Con los ojos fuera de las órbitas le prometí que en la Asamblea Constituyente de San Petersburgo interpelaría al ministro de Asuntos Extranjeros sobre el injustificable maltrato que nos aplicaron en esta guarnición. Y lo acusaría con nombre y apellido.
—Yo tengo la esperanza —contestó inmutable mientras acariciaba su fino bigote— de que a usted no lo dejarán siquiera sentarse en la Asamblea.

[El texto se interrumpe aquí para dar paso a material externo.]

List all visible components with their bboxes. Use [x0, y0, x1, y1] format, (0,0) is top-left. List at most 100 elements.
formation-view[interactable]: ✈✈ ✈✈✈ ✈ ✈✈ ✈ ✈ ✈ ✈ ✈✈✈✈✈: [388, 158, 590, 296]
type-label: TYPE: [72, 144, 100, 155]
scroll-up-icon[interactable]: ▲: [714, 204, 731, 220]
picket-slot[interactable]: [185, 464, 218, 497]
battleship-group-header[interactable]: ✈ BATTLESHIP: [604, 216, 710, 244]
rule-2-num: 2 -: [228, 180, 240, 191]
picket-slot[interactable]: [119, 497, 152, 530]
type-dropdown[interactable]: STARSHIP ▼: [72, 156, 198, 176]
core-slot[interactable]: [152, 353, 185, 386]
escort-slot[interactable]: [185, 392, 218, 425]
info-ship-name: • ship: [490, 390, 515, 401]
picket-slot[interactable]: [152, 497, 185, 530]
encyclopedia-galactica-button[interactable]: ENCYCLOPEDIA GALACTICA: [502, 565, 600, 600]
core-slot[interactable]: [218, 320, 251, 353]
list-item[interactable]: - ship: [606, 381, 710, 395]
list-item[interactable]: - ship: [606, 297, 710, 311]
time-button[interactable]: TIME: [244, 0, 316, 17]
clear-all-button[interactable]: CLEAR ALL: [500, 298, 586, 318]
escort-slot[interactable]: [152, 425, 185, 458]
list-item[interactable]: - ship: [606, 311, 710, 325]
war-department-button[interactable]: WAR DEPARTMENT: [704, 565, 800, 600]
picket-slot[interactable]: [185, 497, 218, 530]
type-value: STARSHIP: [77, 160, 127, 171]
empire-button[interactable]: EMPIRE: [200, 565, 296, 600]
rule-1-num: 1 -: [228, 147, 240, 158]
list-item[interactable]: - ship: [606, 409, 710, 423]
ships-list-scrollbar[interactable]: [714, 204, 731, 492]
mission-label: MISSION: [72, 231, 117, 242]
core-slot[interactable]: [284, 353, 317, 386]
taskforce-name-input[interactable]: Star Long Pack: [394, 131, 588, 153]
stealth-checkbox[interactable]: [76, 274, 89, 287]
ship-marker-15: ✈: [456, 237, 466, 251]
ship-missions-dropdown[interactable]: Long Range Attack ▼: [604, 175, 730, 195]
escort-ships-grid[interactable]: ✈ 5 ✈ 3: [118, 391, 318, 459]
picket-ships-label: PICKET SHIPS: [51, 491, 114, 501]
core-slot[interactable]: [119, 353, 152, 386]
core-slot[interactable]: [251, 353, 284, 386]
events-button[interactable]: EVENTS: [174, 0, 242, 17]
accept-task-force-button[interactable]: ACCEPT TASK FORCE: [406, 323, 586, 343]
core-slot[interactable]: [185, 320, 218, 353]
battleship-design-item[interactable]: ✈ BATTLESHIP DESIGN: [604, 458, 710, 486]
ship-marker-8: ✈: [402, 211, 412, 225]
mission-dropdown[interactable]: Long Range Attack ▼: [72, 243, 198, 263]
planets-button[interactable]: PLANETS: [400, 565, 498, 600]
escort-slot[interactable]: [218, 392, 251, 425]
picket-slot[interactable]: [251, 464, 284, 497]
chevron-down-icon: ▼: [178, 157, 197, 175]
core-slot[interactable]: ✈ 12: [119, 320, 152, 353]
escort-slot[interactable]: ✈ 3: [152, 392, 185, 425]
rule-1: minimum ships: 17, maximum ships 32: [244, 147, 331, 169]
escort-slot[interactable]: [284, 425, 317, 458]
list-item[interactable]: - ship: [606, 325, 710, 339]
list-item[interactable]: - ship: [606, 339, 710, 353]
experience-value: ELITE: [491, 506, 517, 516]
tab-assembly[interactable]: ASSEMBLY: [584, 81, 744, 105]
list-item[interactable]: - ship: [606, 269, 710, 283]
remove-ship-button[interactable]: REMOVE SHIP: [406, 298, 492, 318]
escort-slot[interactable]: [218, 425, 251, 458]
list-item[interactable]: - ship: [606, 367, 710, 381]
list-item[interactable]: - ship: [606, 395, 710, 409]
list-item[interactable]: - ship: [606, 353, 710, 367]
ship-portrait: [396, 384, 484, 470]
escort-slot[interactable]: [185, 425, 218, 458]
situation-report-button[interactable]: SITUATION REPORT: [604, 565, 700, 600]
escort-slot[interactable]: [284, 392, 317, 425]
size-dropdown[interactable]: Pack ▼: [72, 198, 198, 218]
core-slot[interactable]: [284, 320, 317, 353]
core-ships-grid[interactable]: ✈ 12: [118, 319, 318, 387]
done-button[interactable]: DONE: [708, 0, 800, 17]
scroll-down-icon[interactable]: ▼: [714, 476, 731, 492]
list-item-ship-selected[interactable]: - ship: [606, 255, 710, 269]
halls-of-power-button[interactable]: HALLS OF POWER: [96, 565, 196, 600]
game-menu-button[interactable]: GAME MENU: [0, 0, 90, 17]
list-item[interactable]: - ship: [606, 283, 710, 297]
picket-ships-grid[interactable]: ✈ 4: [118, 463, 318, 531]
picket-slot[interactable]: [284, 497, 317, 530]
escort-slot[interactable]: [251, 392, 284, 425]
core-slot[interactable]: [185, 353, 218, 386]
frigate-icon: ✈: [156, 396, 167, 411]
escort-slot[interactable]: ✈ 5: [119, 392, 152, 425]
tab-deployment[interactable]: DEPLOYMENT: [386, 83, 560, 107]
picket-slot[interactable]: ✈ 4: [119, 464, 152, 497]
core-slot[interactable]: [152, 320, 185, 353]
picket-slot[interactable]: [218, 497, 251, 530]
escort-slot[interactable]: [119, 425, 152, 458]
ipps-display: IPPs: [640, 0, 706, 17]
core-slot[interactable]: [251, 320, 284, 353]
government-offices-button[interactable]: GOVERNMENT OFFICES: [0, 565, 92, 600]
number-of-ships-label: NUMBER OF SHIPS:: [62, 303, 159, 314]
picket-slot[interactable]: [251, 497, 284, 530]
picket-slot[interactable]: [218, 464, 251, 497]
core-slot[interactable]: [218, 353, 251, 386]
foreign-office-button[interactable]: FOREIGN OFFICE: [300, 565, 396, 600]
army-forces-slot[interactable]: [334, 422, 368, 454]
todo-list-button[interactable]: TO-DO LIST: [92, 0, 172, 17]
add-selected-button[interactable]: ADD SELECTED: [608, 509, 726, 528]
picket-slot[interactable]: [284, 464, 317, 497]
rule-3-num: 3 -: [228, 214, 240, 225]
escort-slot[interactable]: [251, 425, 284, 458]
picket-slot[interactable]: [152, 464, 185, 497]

Le escupí las botas y fui arrastrado por varios marineros al interior del barco. Sobre cubierta permanecimos abrazados con Natasha y los chicos para ver cómo nos alejábamos de un país que nos había tratado con innecesaria crueldad. La ciudad y sus contornos rocosos fueron achicándose hasta desaparecer bajo la línea del horizonte.

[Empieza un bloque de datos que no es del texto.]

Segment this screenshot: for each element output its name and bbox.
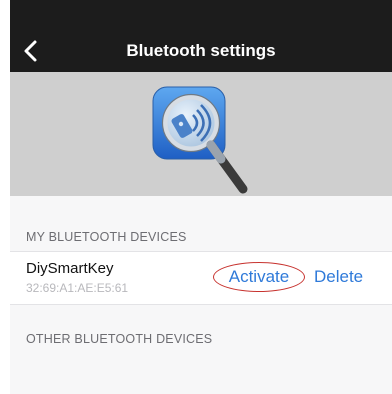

El viaje en ese barco danés transcurrió sin contratiempos. Incluso las olas fueron menos agresivas, como si ya hubiesen considerado suficiente el castigo que nos habían descargado hasta ese momento. Pasábamos las jornadas leyendo o jugando con los chicos. Había un piano donde dos mujeres solían entretenernos con obras clásicas y románticas. Una de ellas gustaba repetir
Cuadros de una exposición
, de Mussorgsky, una obra que siempre atraía mi atención por sus aromas rusos y la variedad de timbres, ritmos y melodías.
Soberano
Rusia
(1917)
Una ola incontenible
Sucesivos telegramas informaron a San Petersburgo sobre nuestras etapas oceánicas y terrestres. Nos montaron un desmedido recibimiento en la estación de tren, con flores y banderas. Fui alzado en andas. Tuve que expresar mi alegría con un discurso en el que no dejé de insistir sobre la segunda y verdadera revolución, la que ahora debíamos concretar.

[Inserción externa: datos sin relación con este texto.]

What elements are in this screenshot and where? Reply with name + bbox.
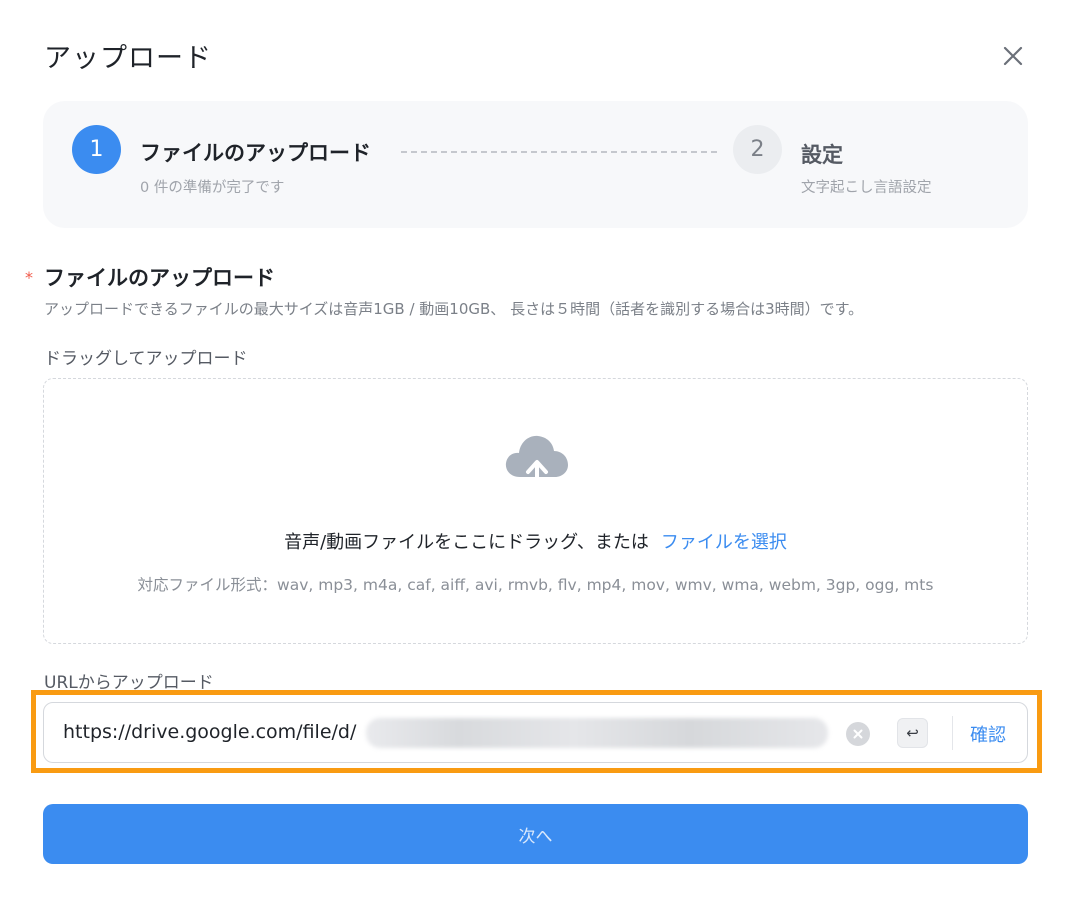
cloud-upload-icon	[505, 435, 568, 491]
dialog-title: アップロード	[44, 43, 212, 74]
file-dropzone[interactable]: 音声/動画ファイルをここにドラッグ、または ファイルを選択 対応ファイル形式：wa…	[43, 378, 1028, 644]
supported-formats: 対応ファイル形式：wav, mp3, m4a, caf, aiff, avi, …	[137, 576, 934, 594]
url-input[interactable]: https://drive.google.com/file/d/ ↩ 確認	[43, 702, 1028, 763]
close-icon[interactable]	[998, 41, 1028, 71]
stepper: 1 ファイルのアップロード 0 件の準備が完了です 2 設定 文字起こし言語設定	[43, 101, 1028, 228]
url-input-value[interactable]: https://drive.google.com/file/d/	[63, 721, 356, 743]
divider	[952, 716, 953, 750]
section-description: アップロードできるファイルの最大サイズは音声1GB / 動画10GB、 長さは５…	[44, 300, 864, 318]
section-title: ファイルのアップロード	[44, 266, 275, 290]
step-connector	[401, 151, 717, 153]
step-2-subtitle: 文字起こし言語設定	[801, 180, 932, 196]
required-mark: *	[25, 268, 33, 287]
step-1-indicator: 1	[72, 125, 121, 174]
step-1-title: ファイルのアップロード	[140, 141, 371, 165]
enter-key-icon[interactable]: ↩	[897, 718, 928, 748]
redacted-url-part	[366, 718, 828, 748]
clear-icon[interactable]	[846, 722, 870, 746]
next-button[interactable]: 次へ	[43, 804, 1028, 864]
step-1-subtitle: 0 件の準備が完了です	[140, 180, 285, 196]
drag-upload-label: ドラッグしてアップロード	[44, 349, 248, 369]
confirm-button[interactable]: 確認	[970, 721, 1006, 747]
dropzone-instruction: 音声/動画ファイルをここにドラッグ、または	[284, 532, 649, 553]
step-2-title: 設定	[801, 143, 843, 167]
select-file-link[interactable]: ファイルを選択	[661, 532, 787, 553]
step-2-indicator: 2	[733, 125, 782, 174]
dropzone-text: 音声/動画ファイルをここにドラッグ、または ファイルを選択	[44, 528, 1027, 554]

La agitación siguió hasta la calle. Hombres y mujeres me acosaron con preguntas y otros me quisieron trasmitir informaciones de primera mano. Pedí ser llevado al Comité Ejecutivo del Soviet mientras Natasha y mis hijos fueron a buscar alojamiento con una columna de personas impacientes por brindar ayuda.
Al ingresar en el salón donde fui presidente una década atrás, me saludaron con frialdad y desconfianza. Había un clima distinto al que respiré minutos antes. Sin embargo, los escasos bolcheviques, contra lo esperable, exigieron mi incorporación. Sabían que yo no comulgaba con todas sus ideas, pero apreciaban mi desempeño. La inesperada decisión alteró a muchos. Yo mismo, aún cansado por el viaje, no supe qué decir. Los mencheviques cuchichearon una fórmula intermedia con los narodniki, ya que entre ambos eran la mayoría. En la rápida deliberación hubo elogios y agravios; por fin se convino admitirme con voz y sin voto. Sea, dije. Entonces mandaron confeccionarme un carnet de directivo e invitaron a sentarme a la mesa. Pusieron delante de mis manos un vaso de té y rebanadas de pan negro con manteca. El frío inicial empezaba a disiparse.